Göbeklitepe'deki anıtsal yapıların bilinçli olarak toprakla gömüldüğü düşünülmektedir. Bu durum, Çanak Çömleksiz Neolitik dönemdeki diğer bazı yerleşimlerde de görülen bir uygulamadır. Yapıların kullanım ömrü sona erdikten sonra, insanlar tarafından bir tür "gömme" ritüeliyle üzerlerinin kapatıldığı sanılmaktadır. Bu eylemin tam nedeni bilinmemekle birlikte, terk edilen yapıları kutsal sayma, yeni yapıların inşası için alanı hazırlama veya belirli bir inanç sistemiyle ilişkili olma gibi farklı açıklamalar öne sürülmektedir. Yapıların gömülmüş olması, onların günümüze kadar nispeten iyi korunarak ulaşmasına katkı sağlamıştır.
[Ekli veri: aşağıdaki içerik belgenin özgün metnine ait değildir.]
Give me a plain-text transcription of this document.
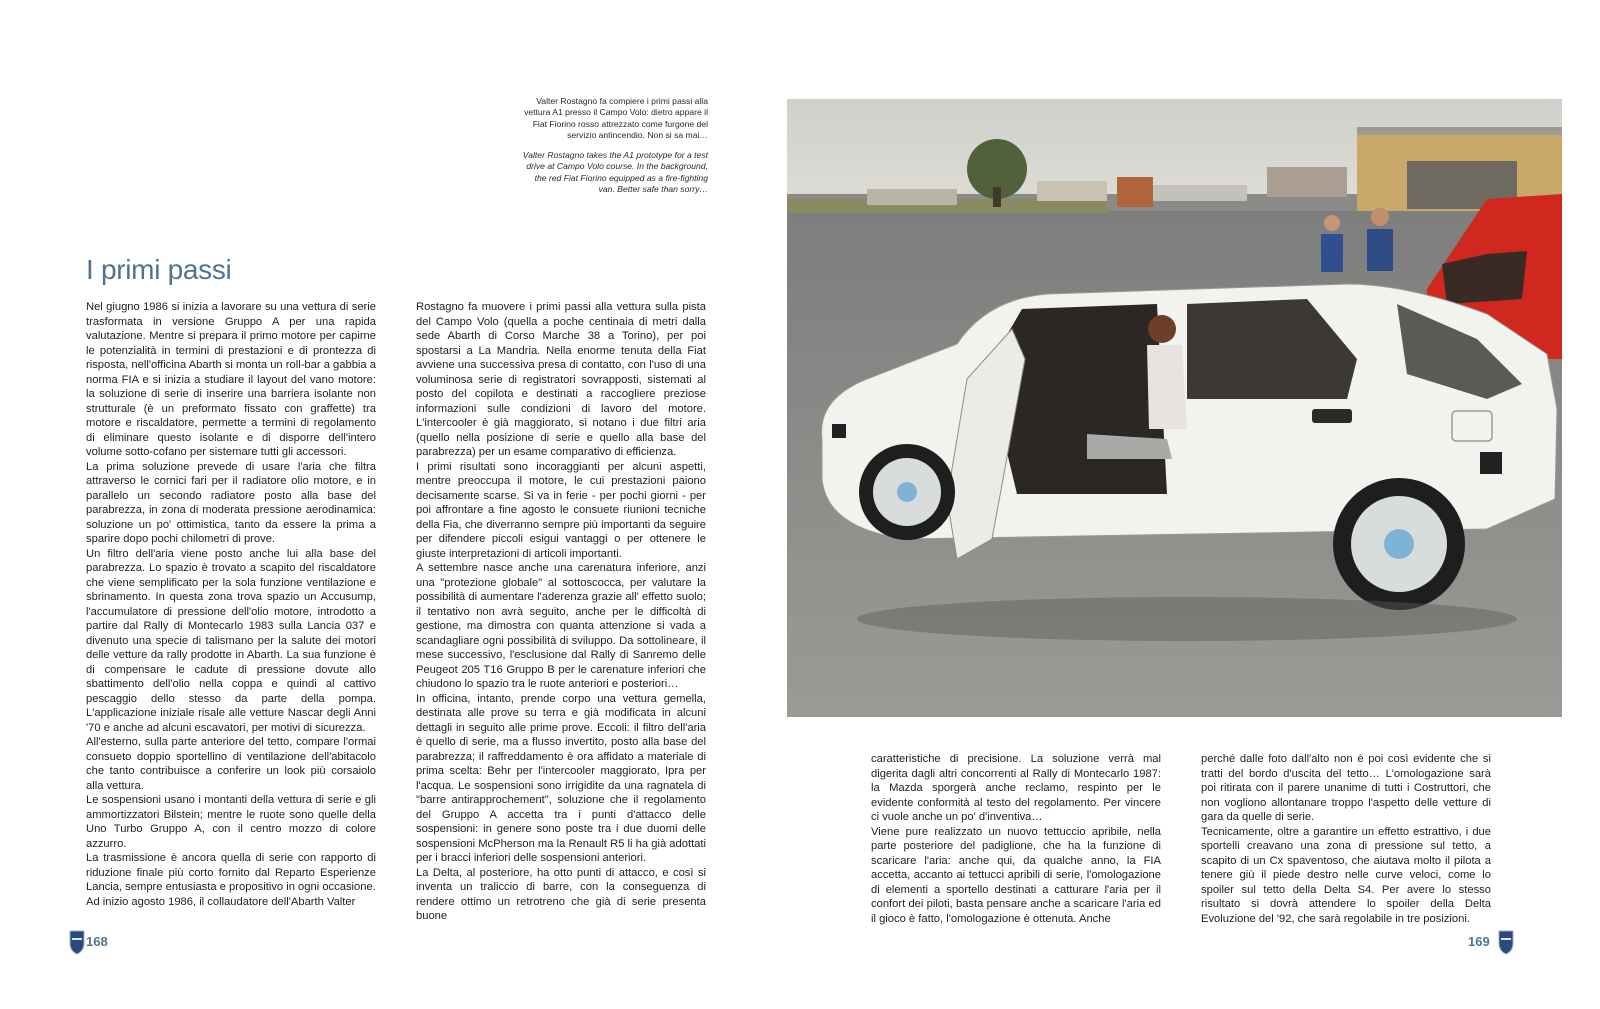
Valter Rostagno fa compiere i primi passi alla vettura A1 presso il Campo Volo: dietro appare il Fiat Fiorino rosso attrezzato come furgone del servizio antincendio. Non si sa mai…
Valter Rostagno takes the A1 prototype for a test drive at Campo Volo course. In the background, the red Fiat Fiorino equipped as a fire-fighting van. Better safe than sorry…
I primi passi

Nel giugno 1986 si inizia a lavorare su una vettura di serie trasformata in versione Gruppo A per una rapida valutazione. Mentre si prepara il primo motore per capirne le potenzialità in termini di prestazioni e di prontezza di risposta, nell'officina Abarth si monta un roll-bar a gabbia a norma FIA e si inizia a studiare il layout del vano motore: la soluzione di serie di inserire una barriera isolante non strutturale (è un preformato fissato con graffette) tra motore e riscaldatore, permette a termini di regolamento di eliminare questo isolante e di disporre dell'intero volume sotto-cofano per sistemare tutti gli accessori.

La prima soluzione prevede di usare l'aria che filtra attraverso le cornici fari per il radiatore olio motore, e in parallelo un secondo radiatore posto alla base del parabrezza, in zona di moderata pressione aerodinamica: soluzione un po' ottimistica, tanto da essere la prima a sparire dopo pochi chilometri di prove.

Un filtro dell'aria viene posto anche lui alla base del parabrezza. Lo spazio è trovato a scapito del riscaldatore che viene semplificato per la sola funzione ventilazione e sbrinamento. In questa zona trova spazio un Accusump, l'accumulatore di pressione dell'olio motore, introdotto a partire dal Rally di Montecarlo 1983 sulla Lancia 037 e divenuto una specie di talismano per la salute dei motori delle vetture da rally prodotte in Abarth. La sua funzione è di compensare le cadute di pressione dovute allo sbattimento dell'olio nella coppa e quindi al cattivo pescaggio dello stesso da parte della pompa. L'applicazione iniziale risale alle vetture Nascar degli Anni '70 e anche ad alcuni escavatori, per motivi di sicurezza.

All'esterno, sulla parte anteriore del tetto, compare l'ormai consueto doppio sportellino di ventilazione dell'abitacolo che tanto contribuisce a conferire un look più corsaiolo alla vettura.

Le sospensioni usano i montanti della vettura di serie e gli ammortizzatori Bilstein; mentre le ruote sono quelle della Uno Turbo Gruppo A, con il centro mozzo di colore azzurro.

La trasmissione è ancora quella di serie con rapporto di riduzione finale più corto fornito dal Reparto Esperienze Lancia, sempre entusiasta e propositivo in ogni occasione.

Ad inizio agosto 1986, il collaudatore dell'Abarth Valter

Rostagno fa muovere i primi passi alla vettura sulla pista del Campo Volo (quella a poche centinaia di metri dalla sede Abarth di Corso Marche 38 a Torino), per poi spostarsi a La Mandria. Nella enorme tenuta della Fiat avviene una successiva presa di contatto, con l'uso di una voluminosa serie di registratori sovrapposti, sistemati al posto del copilota e destinati a raccogliere preziose informazioni sulle condizioni di lavoro del motore. L'intercooler è già maggiorato, si notano i due filtri aria (quello nella posizione di serie e quello alla base del parabrezza) per un esame comparativo di efficienza.

I primi risultati sono incoraggianti per alcuni aspetti, mentre preoccupa il motore, le cui prestazioni paiono decisamente scarse. Si va in ferie - per pochi giorni - per poi affrontare a fine agosto le consuete riunioni tecniche della Fia, che diverranno sempre più importanti da seguire per difendere piccoli esigui vantaggi o per ottenere le giuste interpretazioni di articoli importanti.

A settembre nasce anche una carenatura inferiore, anzi una "protezione globale" al sottoscocca, per valutare la possibilità di aumentare l'aderenza grazie all' effetto suolo; il tentativo non avrà seguito, anche per le difficoltà di gestione, ma dimostra con quanta attenzione si vada a scandagliare ogni possibilità di sviluppo. Da sottolineare, il mese successivo, l'esclusione dal Rally di Sanremo delle Peugeot 205 T16 Gruppo B per le carenature inferiori che chiudono lo spazio tra le ruote anteriori e posteriori…

In officina, intanto, prende corpo una vettura gemella, destinata alle prove su terra e già modificata in alcuni dettagli in seguito alle prime prove. Eccoli: il filtro dell'aria è quello di serie, ma a flusso invertito, posto alla base del parabrezza; il raffreddamento è ora affidato a materiale di prima scelta: Behr per l'intercooler maggiorato, Ipra per l'acqua. Le sospensioni sono irrigidite da una ragnatela di "barre antirapprochement", soluzione che il regolamento del Gruppo A accetta tra i punti d'attacco delle sospensioni: in genere sono poste tra i due duomi delle sospensioni McPherson ma la Renault R5 li ha già adottati per i bracci inferiori delle sospensioni anteriori.

La Delta, al posteriore, ha otto punti di attacco, e così si inventa un traliccio di barre, con la conseguenza di rendere ottimo un retrotreno che già di serie presenta buone

caratteristiche di precisione. La soluzione verrà mal digerita dagli altri concorrenti al Rally di Montecarlo 1987: la Mazda sporgerà anche reclamo, respinto per le evidente conformità al testo del regolamento. Per vincere ci vuole anche un po' d'inventiva…

Viene pure realizzato un nuovo tettuccio apribile, nella parte posteriore del padiglione, che ha la funzione di scaricare l'aria: anche qui, da qualche anno, la FIA accetta, accanto ai tettucci apribili di serie, l'omologazione di elementi a sportello destinati a catturare l'aria per il confort dei piloti, basta pensare anche a scaricare l'aria ed il gioco è fatto, l'omologazione è ottenuta. Anche

perché dalle foto dall'alto non è poi così evidente che si tratti del bordo d'uscita del tetto… L'omologazione sarà poi ritirata con il parere unanime di tutti i Costruttori, che non vogliono allontanare troppo l'aspetto delle vetture di gara da quelle di serie.

Tecnicamente, oltre a garantire un effetto estrattivo, i due sportelli creavano una zona di pressione sul tetto, a scapito di un Cx spaventoso, che aiutava molto il pilota a tenere giù il piede destro nelle curve veloci, come lo spoiler sul tetto della Delta S4. Per avere lo stesso risultato si dovrà attendere lo spoiler della Delta Evoluzione del '92, che sarà regolabile in tre posizioni.

168	169
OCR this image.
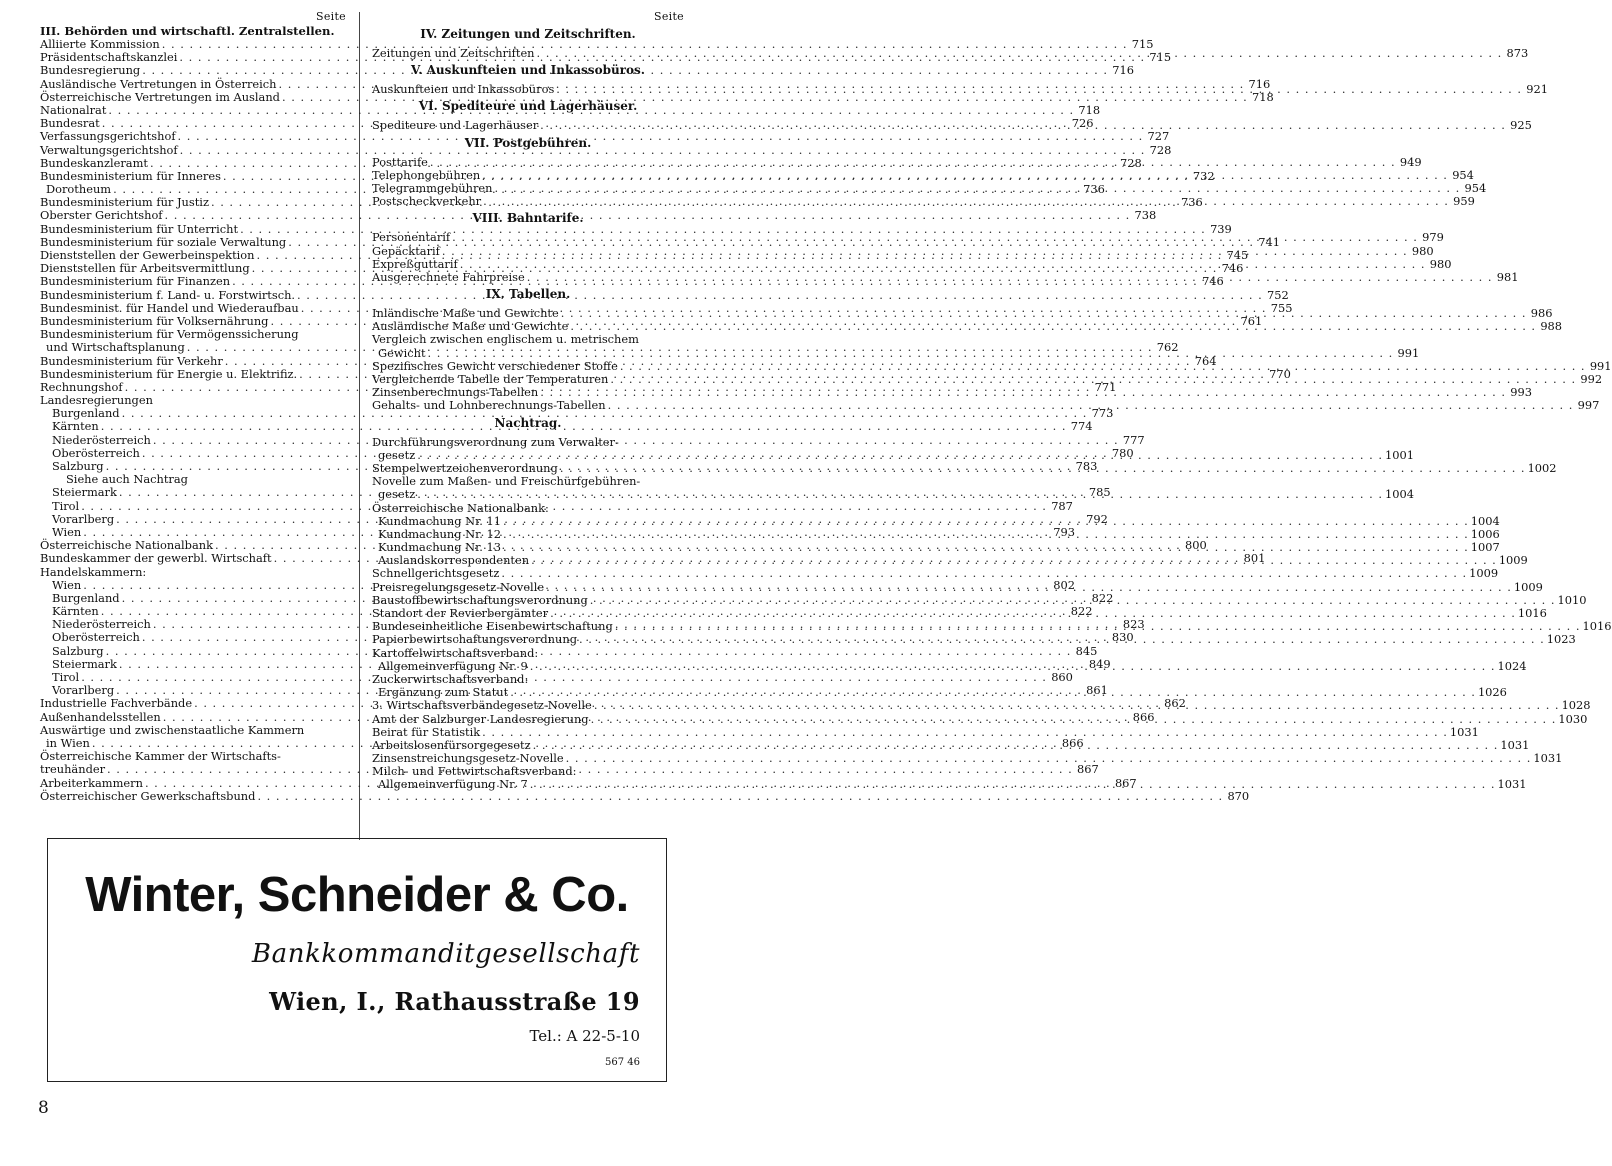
Seite
III. Behörden und wirtschaftl. Zentralstellen.
Alliierte Kommission . . .	715
Präsidentschaftskanzlei . . .	715
Bundesregierung . . .	716
Ausländische Vertretungen in Österreich . . .	716
Österreichische Vertretungen im Ausland . . .	718
Nationalrat . . .	718
Bundesrat . . .	726
Verfassungsgerichtshof . . .	727
Verwaltungsgerichtshof . . .	728
Bundeskanzleramt . . .	728
Bundesministerium für Inneres . . .	732
Dorotheum . . .	736
Bundesministerium für Justiz . . .	736
Oberster Gerichtshof . . .	738
Bundesministerium für Unterricht . . .	739
Bundesministerium für soziale Verwaltung . . .	741
Dienststellen der Gewerbeinspektion . . .	745
Dienststellen für Arbeitsvermittlung . . .	746
Bundesministerium für Finanzen . . .	746
Bundesministerium f. Land- u. Forstwirtsch. . . .	752
Bundesminist. für Handel und Wiederaufbau . . .	755
Bundesministerium für Volksernährung . . .	761
Bundesministerium für Vermögenssicherung
und Wirtschaftsplanung . . .	762
Bundesministerium für Verkehr . . .	764
Bundesministerium für Energie u. Elektrifiz. . . .	770
Rechnungshof . . .	771
Landesregierungen
Burgenland . . .	773
Kärnten . . .	774
Niederösterreich . . .	777
Oberösterreich . . .	780
Salzburg . . .	783
Siehe auch Nachtrag
Steiermark . . .	785
Tirol . . .	787
Vorarlberg . . .	792
Wien . . .	793
Österreichische Nationalbank . . .	800
Bundeskammer der gewerbl. Wirtschaft . . .	801
Handelskammern:
Wien . . .	802
Burgenland . . .	822
Kärnten . . .	822
Niederösterreich . . .	823
Oberösterreich . . .	830
Salzburg . . .	845
Steiermark . . .	849
Tirol . . .	860
Vorarlberg . . .	861
Industrielle Fachverbände . . .	862
Außenhandelsstellen . . .	866
Auswärtige und zwischenstaatliche Kammern
in Wien . . .	866
Österreichische Kammer der Wirtschafts-
treuhänder . . .	867
Arbeiterkammern . . .	867
Österreichischer Gewerkschaftsbund . . .	870
Seite
IV. Zeitungen und Zeitschriften.
Zeitungen und Zeitschriften . . .	873
V. Auskunfteien und Inkassobüros.
Auskunfteien und Inkassobüros . . .	921
VI. Spediteure und Lagerhäuser.
Spediteure und Lagerhäuser . . .	925
VII. Postgebühren.
Posttarife . . .	949
Telephongebühren . . .	954
Telegrammgebühren . . .	954
Postscheckverkehr . . .	959
VIII. Bahntarife.
Personentarif . . .	979
Gepäcktarif . . .	980
Expreßguttarif . . .	980
Ausgerechnete Fahrpreise . . .	981
IX. Tabellen.
Inländische Maße und Gewichte . . .	986
Ausländische Maße und Gewichte . . .	988
Vergleich zwischen englischem u. metrischem
Gewicht . . .	991
Spezifisches Gewicht verschiedener Stoffe . . .	991
Vergleichende Tabelle der Temperaturen . . .	992
Zinsenberechnungs-Tabellen . . .	993
Gehalts- und Lohnberechnungs-Tabellen . . .	997
Nachtrag.
Durchführungsverordnung zum Verwalter-
gesetz . . .	1001
Stempelwertzeichenverordnung . . .	1002
Novelle zum Maßen- und Freischürfgebühren-
gesetz . . .	1004
Österreichische Nationalbank:
Kundmachung Nr. 11 . . .	1004
Kundmachung Nr. 12 . . .	1006
Kundmachung Nr. 13 . . .	1007
Auslandskorrespondenten . . .	1009
Schnellgerichtsgesetz . . .	1009
Preisregelungsgesetz-Novelle . . .	1009
Baustoffbewirtschaftungsverordnung . . .	1010
Standort der Revierbergämter . . .	1016
Bundeseinheitliche Eisenbewirtschaftung . . .	1016
Papierbewirtschaftungsverordnung . . .	1023
Kartoffelwirtschaftsverband:
Allgemeinverfügung Nr. 9 . . .	1024
Zuckerwirtschaftsverband:
Ergänzung zum Statut . . .	1026
3. Wirtschaftsverbändegesetz-Novelle . . .	1028
Amt der Salzburger Landesregierung . . .	1030
Beirat für Statistik . . .	1031
Arbeitslosenfürsorgegesetz . . .	1031
Zinsenstreichungsgesetz-Novelle . . .	1031
Milch- und Fettwirtschaftsverband:
Allgemeinverfügung Nr. 7 . . .	1031
Winter, Schneider & Co.
Bankkommanditgesellschaft
Wien, I., Rathausstraße 19
Tel.: A 22-5-10
567 46
8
Göbeklitepe'nin keşfi, insanlık tarihi hakkındaki bilgimizi nasıl değiştirdi?

Göbeklitepe'nin keşfi, 20. yüzyılın sonlarına kadar Neolitik Devrim olarak bilinen sürece ilişkin temel kabulleri değiştirmiştir. Daha önce, yerleşik hayat ve tarımın, nüfus artışını ve karmaşık sosyal yapıları mümkün kıldığı, bunun da anıtsal mimarinin inşasına yol açtığı düşünülüyordu. Ancak Göbeklitepe, henüz tam olarak yerleşik hayata geçilmemiş, tarım faaliyetleri başlamamış veya çok sınırlı düzeyde olan avcı-toplayıcı toplumların, anıtsal ölçekte yapılar inşa edebildiğini göstermiştir. Bu durum, karmaşık sosyal organizasyonun, iş bölümünün ve hatta belirli bir hiyerarşinin, yerleşik hayat ve tarımdan önce de var olabileceğini ortaya koymuştur. Göbeklitepe, din veya inanç sistemlerinin, yerleşik hayata geçiş ve toplumsal gelişmede itici bir güç olabileceği yönündeki hipotezleri güçlendirmiştir.